I have started without finishing more posts than I can count. I have and still do find it very difficult to put down the words that will most likely open the sluice gates I am not sure I am willing to open.
We were living in Japan when we received the phone call from my mother telling me that my father had chosen to take his life. My mother felt it necessary to tell me before I read it on Facebook.
I don't want to talk about suicide now or how damn angry I am with him, I will at some stage, I need to share what life is like for those left behind. I do want to talk about how grief is like the scene of a train wreck.
For years I had prided myself in my ability to self-evaluate. I new I was insecure, or if I had treated someone unkindly. I was able to prejudge my emotions and navigate them before they caused damage.

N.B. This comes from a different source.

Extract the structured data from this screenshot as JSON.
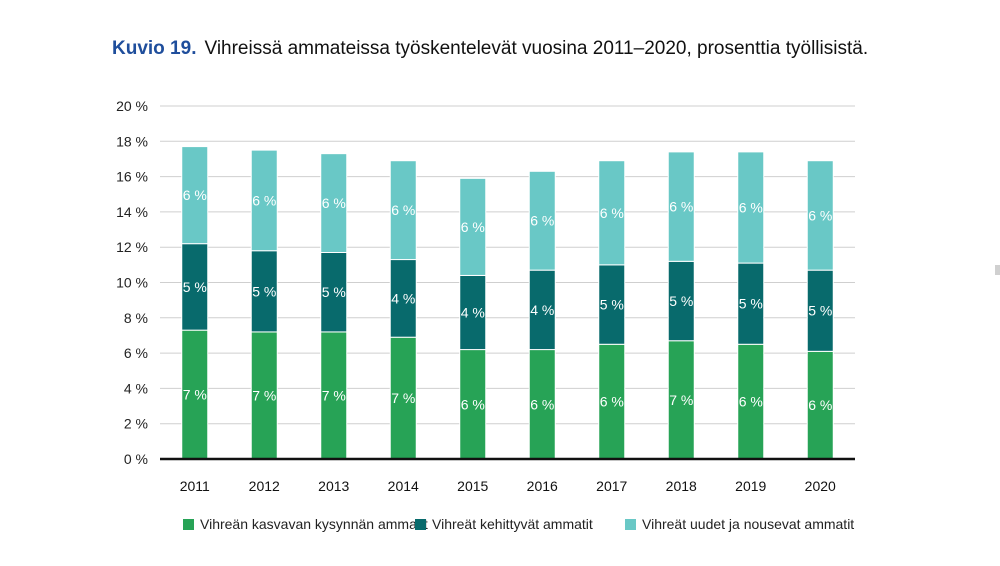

I have always been deep, but I had moved clear of the precipice leading to despair.
Grief comes like a thief in the night. It robs you of what you hold most dear, but the realisation of loss only comes with the morning light.
In the process of losing him, I have lost part of myself.

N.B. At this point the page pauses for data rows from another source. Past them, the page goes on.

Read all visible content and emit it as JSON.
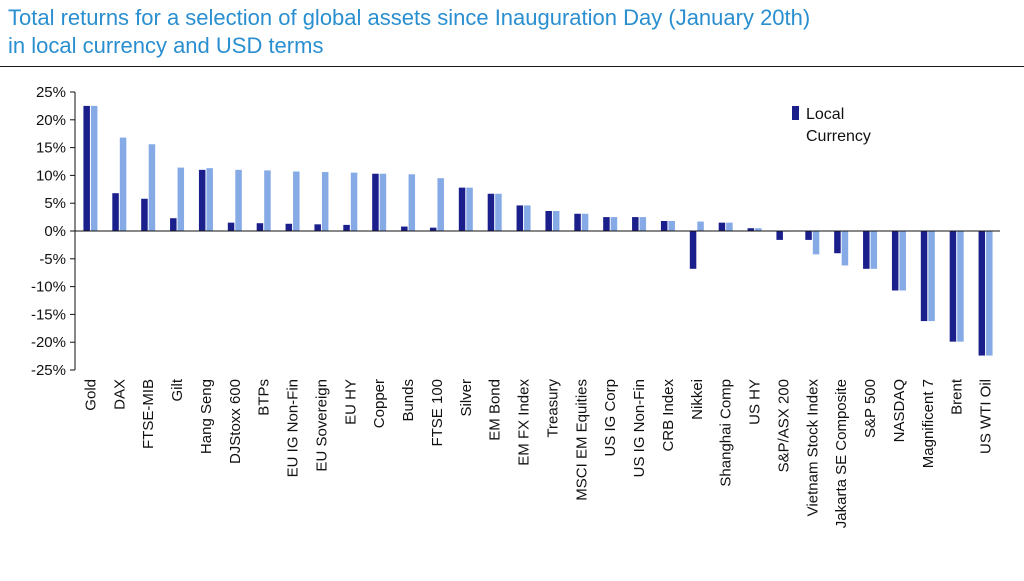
{
  "title_line1": "Total returns for a selection of global assets since Inauguration Day (January 20th)",
  "title_line2": "in local currency and USD terms",
  "chart_data": {
    "type": "bar",
    "title": "Total returns for a selection of global assets since Inauguration Day (January 20th) in local currency and USD terms",
    "ylim": [
      -25,
      25
    ],
    "yticks": [
      25,
      20,
      15,
      10,
      5,
      0,
      -5,
      -10,
      -15,
      -20,
      -25
    ],
    "ytick_format": "percent",
    "grid": false,
    "legend_position": "top-right",
    "categories": [
      "Gold",
      "DAX",
      "FTSE-MIB",
      "Gilt",
      "Hang Seng",
      "DJStoxx 600",
      "BTPs",
      "EU IG Non-Fin",
      "EU Sovereign",
      "EU HY",
      "Copper",
      "Bunds",
      "FTSE 100",
      "Silver",
      "EM Bond",
      "EM FX Index",
      "Treasury",
      "MSCI EM Equities",
      "US IG Corp",
      "US IG Non-Fin",
      "CRB Index",
      "Nikkei",
      "Shanghai Comp",
      "US HY",
      "S&P/ASX 200",
      "Vietnam Stock Index",
      "Jakarta SE Composite",
      "S&P 500",
      "NASDAQ",
      "Magnificent 7",
      "Brent",
      "US WTI Oil"
    ],
    "series": [
      {
        "name": "Local Currency",
        "color": "#1a1f8c",
        "values": [
          22.5,
          6.8,
          5.8,
          2.3,
          11.0,
          1.5,
          1.4,
          1.3,
          1.2,
          1.1,
          10.3,
          0.8,
          0.6,
          7.8,
          6.7,
          4.6,
          3.6,
          3.1,
          2.5,
          2.5,
          1.8,
          -6.8,
          1.5,
          0.5,
          -1.6,
          -1.6,
          -4.0,
          -6.8,
          -10.7,
          -16.2,
          -19.9,
          -22.4
        ]
      },
      {
        "name": "",
        "color": "#85aae6",
        "values": [
          22.5,
          16.8,
          15.6,
          11.4,
          11.3,
          11.0,
          10.9,
          10.7,
          10.6,
          10.5,
          10.3,
          10.2,
          9.5,
          7.8,
          6.7,
          4.6,
          3.6,
          3.1,
          2.5,
          2.5,
          1.8,
          1.7,
          1.5,
          0.5,
          0.0,
          -4.2,
          -6.2,
          -6.8,
          -10.7,
          -16.2,
          -19.9,
          -22.4
        ]
      }
    ]
  }
}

Grief is like a building after an earthquake, the foundation is still there, but the structure lies in ruins.
I have found it harder as the years go on to rebuild or make sense of my life.
And do you know that when you have experienced trauma or tragic loss, life does not stop to allow you the time to process. In the 5 years since that phone call, the hard has been harder than I could ever have imagined.
I apologise for the heaviness and disconnectedness of this post.